Die Nacherfüllung ist nicht gemäß § 440 Satz 2 BGB fehlgeschlagen; danach gilt sie nach dem erfolglosen zweiten Versuch als fehlgeschlagen. Die Klägerin war mit dem Fahrzeug nach unstreitigem Vortag nur einmal in der Werkstatt zur Reparatur der Mängel im Bereich der Elektronik. Sie behauptet nur weitere zahlreiche Mängelrügen und Mängelbeseitigungsversuche. Für die Feststellung der Unzumutbarkeit der Nacherfüllung ist erforderlich, dass der Käufer wegen eines jeden Mangels im Einzelnen vorträgt, wann er ihn geltend gemacht hat und wie oft der Händler mit welchem Erfolg die Nachbesserung ersucht hat (Reinking/Eggert, Der Autokauf, 8. Aufl. [2003], Rn. 278).
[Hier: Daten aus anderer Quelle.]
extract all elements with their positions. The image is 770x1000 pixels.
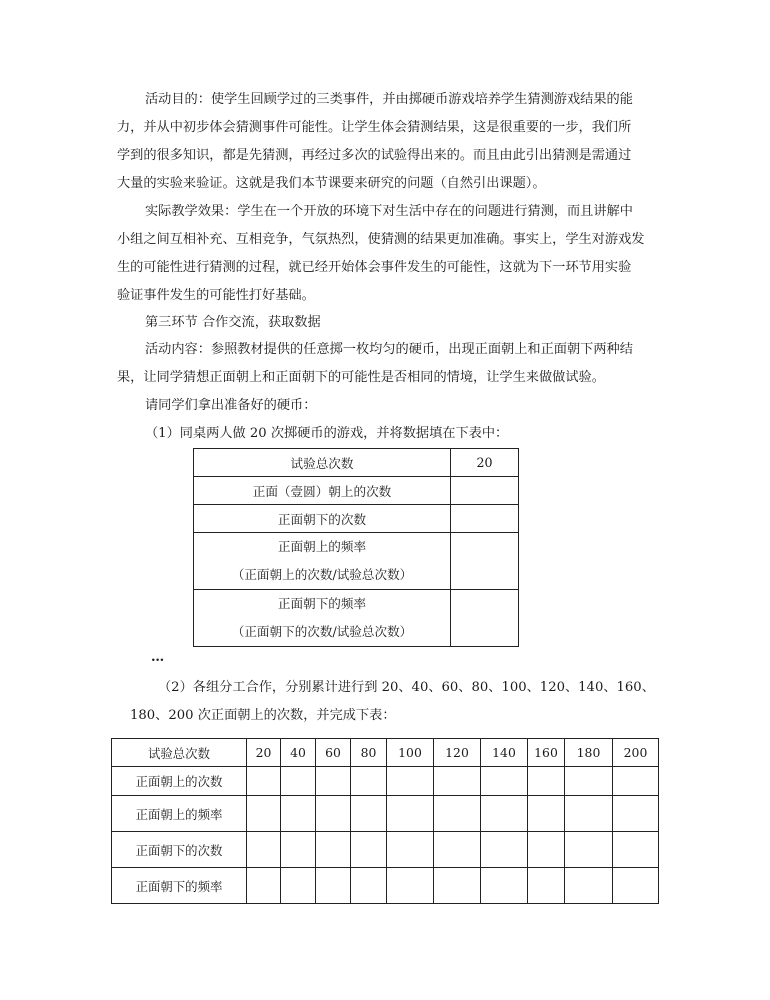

Mangels spezifizierten Vorbringens der Klägerin kann insofern die Unzumutbarkeit weiterer Nachbesserungsversuche nicht festgestellt werden.
Allein im Hinblick auf das Telefon braucht sich die Klägerin auf einen zweiten Versuch zur Mängelbeseitigung nicht einzulassen, es besteht hinreichender Grund zu der Annahme, dass auch das erneute Auswechseln der Software nicht zu einer dauerhaften Lösung führt. Mittlerweile gibt es schon das sechste Update zur Lösung der Probleme.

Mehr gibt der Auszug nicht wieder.